The quick answer – not unless you have an indication for them. I often err on the side of conservative and generally do not recommend orthotics for those who are not active, sit most of the day, and have no problems with pain in their feet, knees, hips or low back. However, if you fall into the category of being on your feet a lot and engage in active living, then, if orthotics are indicated (based on an examination of your feet and gait), they could be a worthwhile investment in your health. For me personally, I am on my feet all day and couldn’t survive without orthotics – although I do have flat feet, which my wife calls flippers, so for me, they are indicated and necessary due to my lifestyle.
The use of orthotics is often indicated in patients with abnormal lower limb alignment and biomechanics, particularly of the feet, which subsequently can lead to ankle, knee, hip and spinal pain. I also will sometimes recommend orthotics to patients who have trouble “holding” their adjustments – this usually helps tremendously to help maintain spinal alignment.
So how do you know if you are a candidate for orthotics? Aside from looking at your lifestyle and “hours-on-feet” during the day, the first thing to figure out is what is your foot posture?
1. NEUTRAL – normal foot
2. PRONATOR – flat foot
3. SUPINATOR – high arch foot
Having your feet assessed during standing and walking by an experienced chiropractor or podiatrist is the best way to determine your foot type. A simple test to determine your foot type is the ‘wet-foot’ test. While this is in no way a technical way of determining your foot posture, it does give you an indication if there may be a problem that warrants further investigation. After stepping out of the bath or having a shower, with your feet still wet, step onto a dry surface and have a look at your wet foot print. If your foot print does not have a C-curve on the inner aspect you are likely to be a PRONATOR (flat foot). If you have a very prominent C-curve on the inner aspect of the foot print, you are likely to be a SUPINATOR (high arch) and if it’s somewhere in between you’re likely to have a NEUTRAL (normal foot). Another easy and non-technical way to see if you may be a candidate for custom orthotics is to look at the wear pattern on the soles of your favourite shoes.

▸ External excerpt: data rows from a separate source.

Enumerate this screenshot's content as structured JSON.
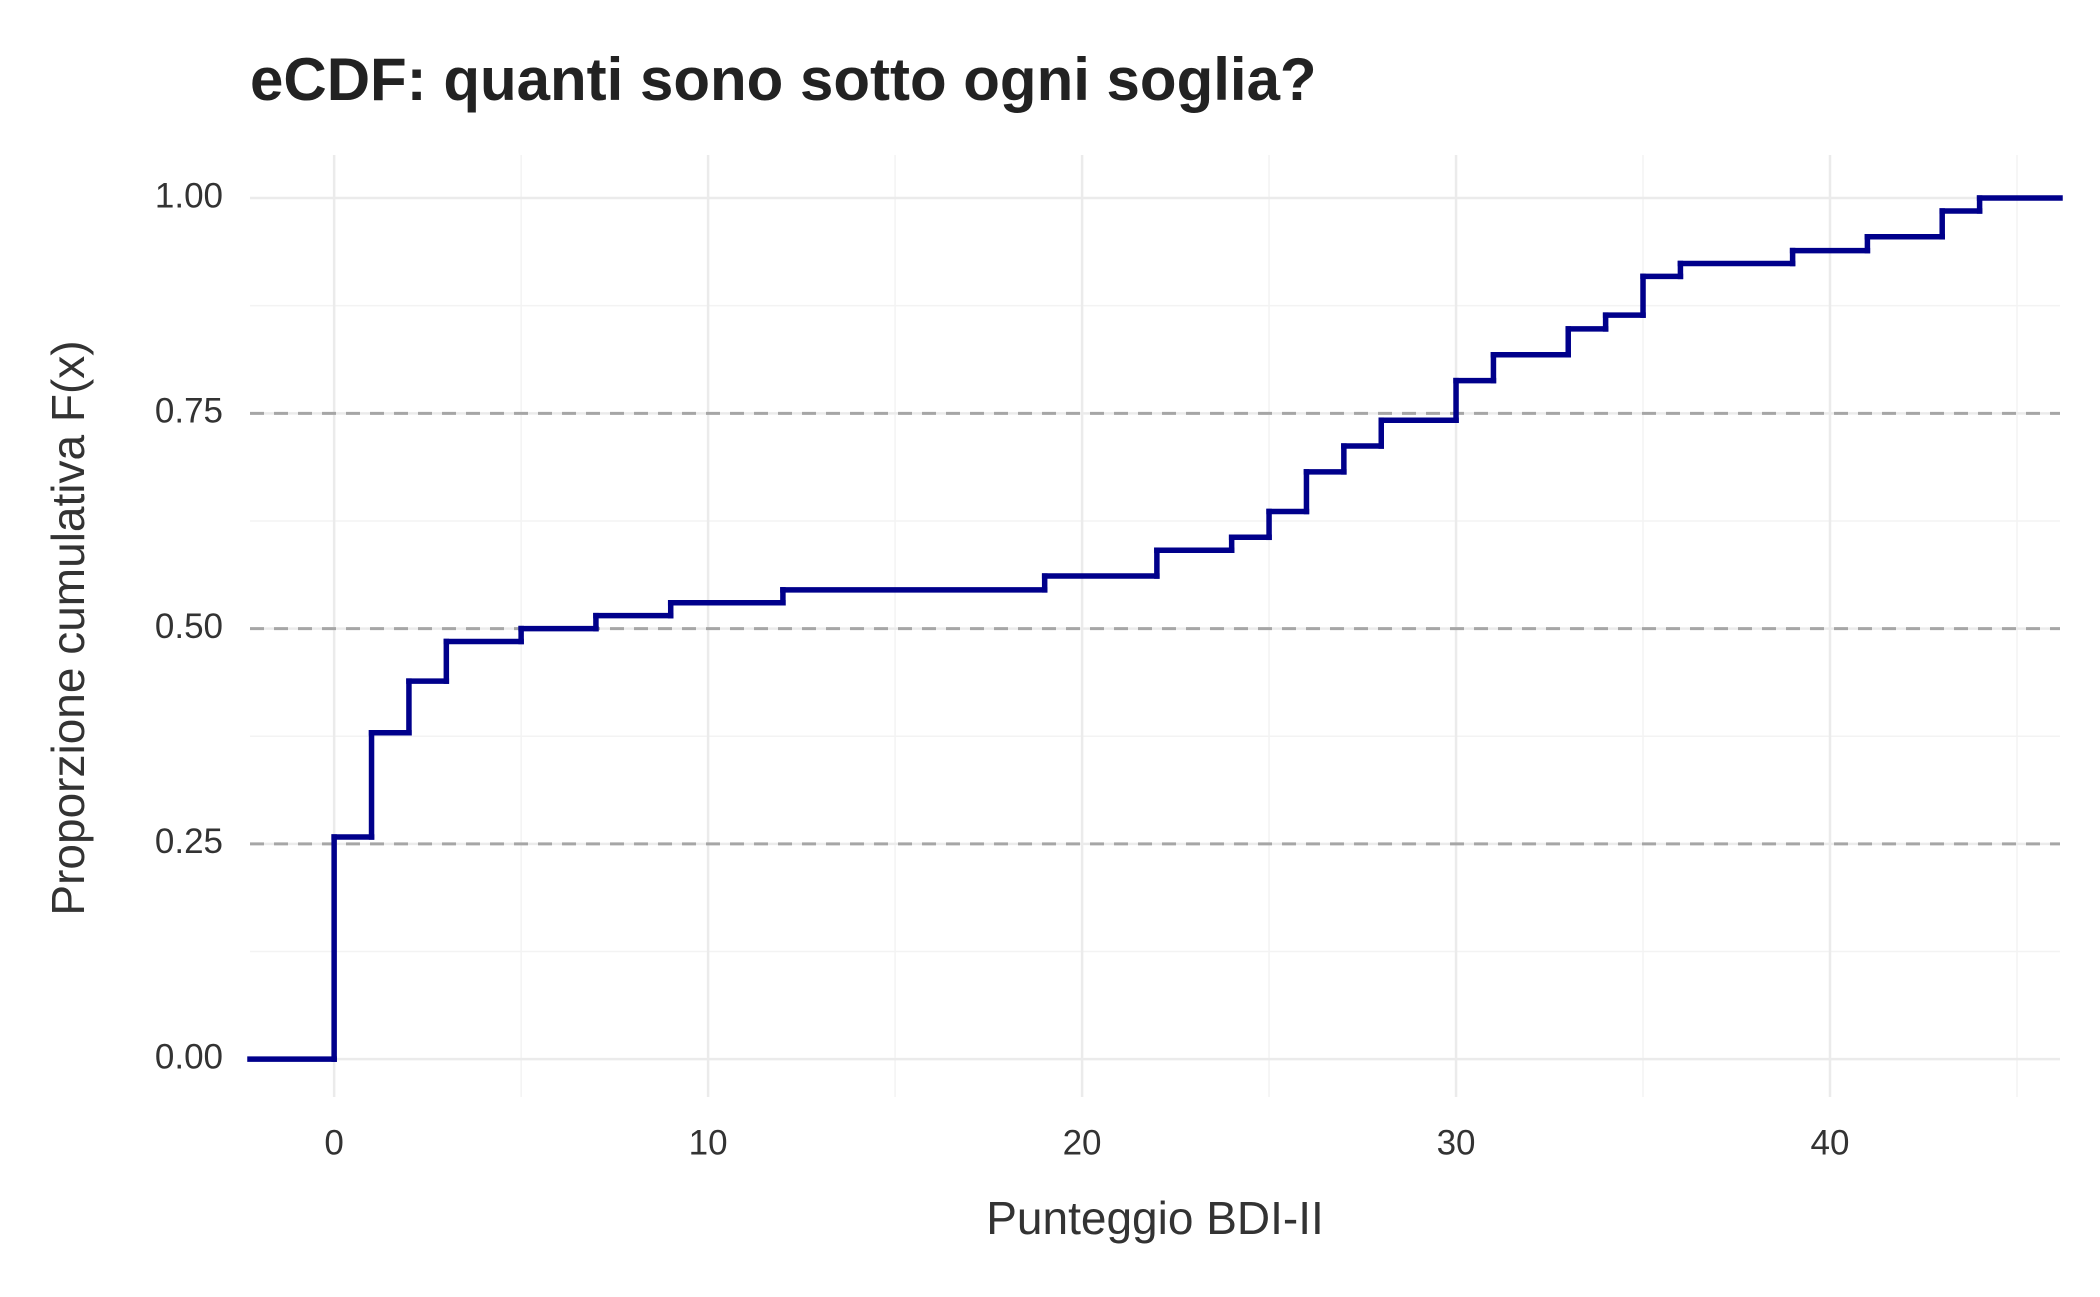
{
  "chart_data": {
    "type": "step",
    "title": "eCDF: quanti sono sotto ogni soglia?",
    "x_label": "Punteggio BDI-II",
    "y_label": "Proporzione cumulativa F(x)",
    "series": [
      {
        "color": "#00008b",
        "x": [
          0,
          1,
          2,
          3,
          5,
          7,
          9,
          12,
          19,
          22,
          24,
          25,
          26,
          27,
          28,
          30,
          31,
          33,
          34,
          35,
          36,
          39,
          41,
          43,
          44
        ],
        "values": [
          0.258,
          0.379,
          0.439,
          0.485,
          0.5,
          0.515,
          0.53,
          0.545,
          0.561,
          0.591,
          0.606,
          0.636,
          0.682,
          0.712,
          0.742,
          0.788,
          0.818,
          0.848,
          0.864,
          0.909,
          0.924,
          0.939,
          0.955,
          0.985,
          1.0
        ]
      }
    ],
    "xlim": [
      -2.25,
      46.15
    ],
    "ylim": [
      -0.044,
      1.05
    ],
    "xticks": [
      0,
      10,
      20,
      30,
      40
    ],
    "yticks": [
      {
        "value": 0,
        "label": "0.00"
      },
      {
        "value": 0.25,
        "label": "0.25"
      },
      {
        "value": 0.5,
        "label": "0.50"
      },
      {
        "value": 0.75,
        "label": "0.75"
      },
      {
        "value": 1,
        "label": "1.00"
      }
    ],
    "minor_xticks": [
      5,
      15,
      25,
      35,
      45
    ],
    "minor_yticks": [
      0.125,
      0.375,
      0.625,
      0.875
    ],
    "hlines": [
      0.25,
      0.5,
      0.75
    ],
    "hline_color": "#a6a6a6",
    "grid": true
  }
}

So, what does your foot print look like?
If your foot posture (print) is less than ideal, you could have reduced shock absorption capacity which undoubtedly increases forces up through your legs and spine, resulting in various health problems and pain. Finally, in our Newmarket chiropractic office we see orthotics help improve patients posture and alignment, the very thing we are helping patients improve – we can all use a little help from time to time – orthotics may be just what the doctor ordered, if indicated of course.